From summer 2017 to summer 2018 the plant shipped 19 lots of apple juice concentrate that had been blended or reworked from 2016 product.

The concentrate was not checked for arsenic, a potential problem for apple juice products, until late summer 2018. The results showed arsenic at more than double the FDA limit of 10 parts per billion, according to a court document.

From 2014 to March 2017, employees of the plant were told to falsify information about patulin, a mold toxin that can be found at high levels on rotten, bruised or improperly stored apples, according to a court document.

Defendants were told to list patulin testing on apple juice products as pending, when no testing was done or test results showed levels that exceeded FDA limits, according to a court document.

The Federal Building at 825 Jadwin Ave. in Richland includes a U.S. courthouse.
The Federal Building at 825 Jadwin Ave. in Richland includes a U.S. courthouse.

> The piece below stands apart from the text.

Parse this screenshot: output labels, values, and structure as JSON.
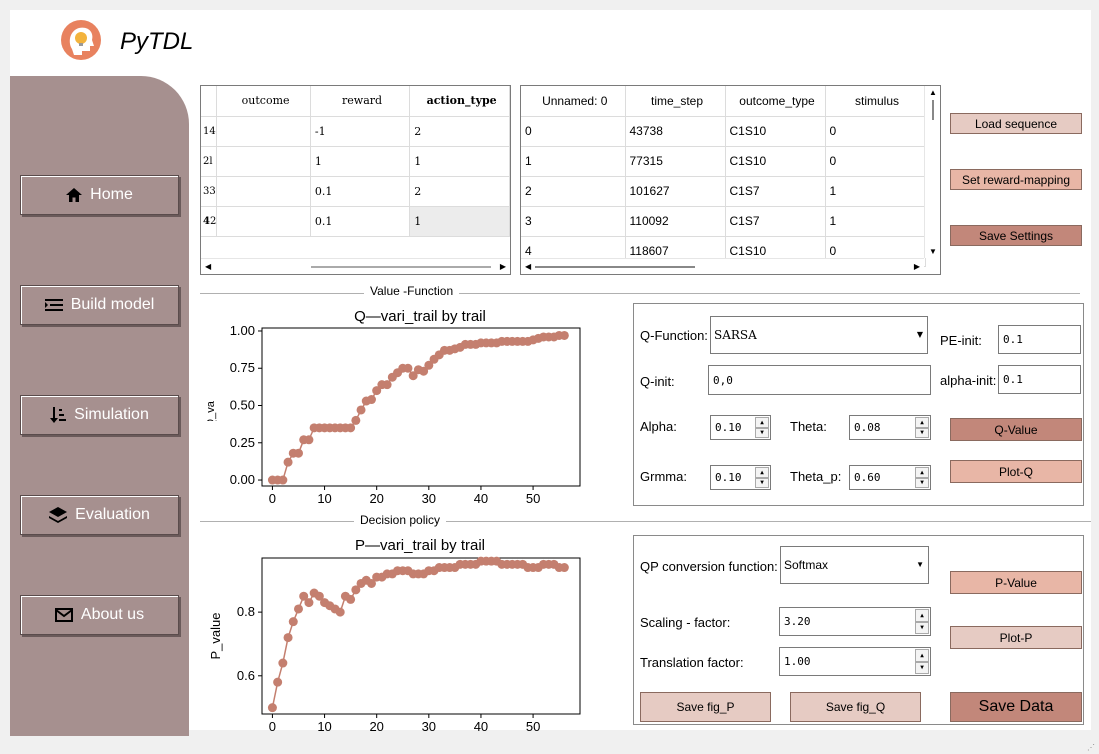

In November 2020 the Department of Justice asked the federal court to prevent Bliesner and Valley Processing from producing and selling juice and juice projects.

Two months later they agreed to stop manufacturing and selling any food.

If convicted Bliesner faces a maximum sentence of up to 20 years in federal prison and her company faces fines of $500,000 or more for each of the 12 counts in the indictment.

The case is being prosecuted by Dan Fruchter and Tyler Tornabene, assistant U.S. attorneys in the Eastern District of Washington U.S. Attorney’s Office, and trial attorney James Hennelly of the Department of Justice Consumer Protection Branch.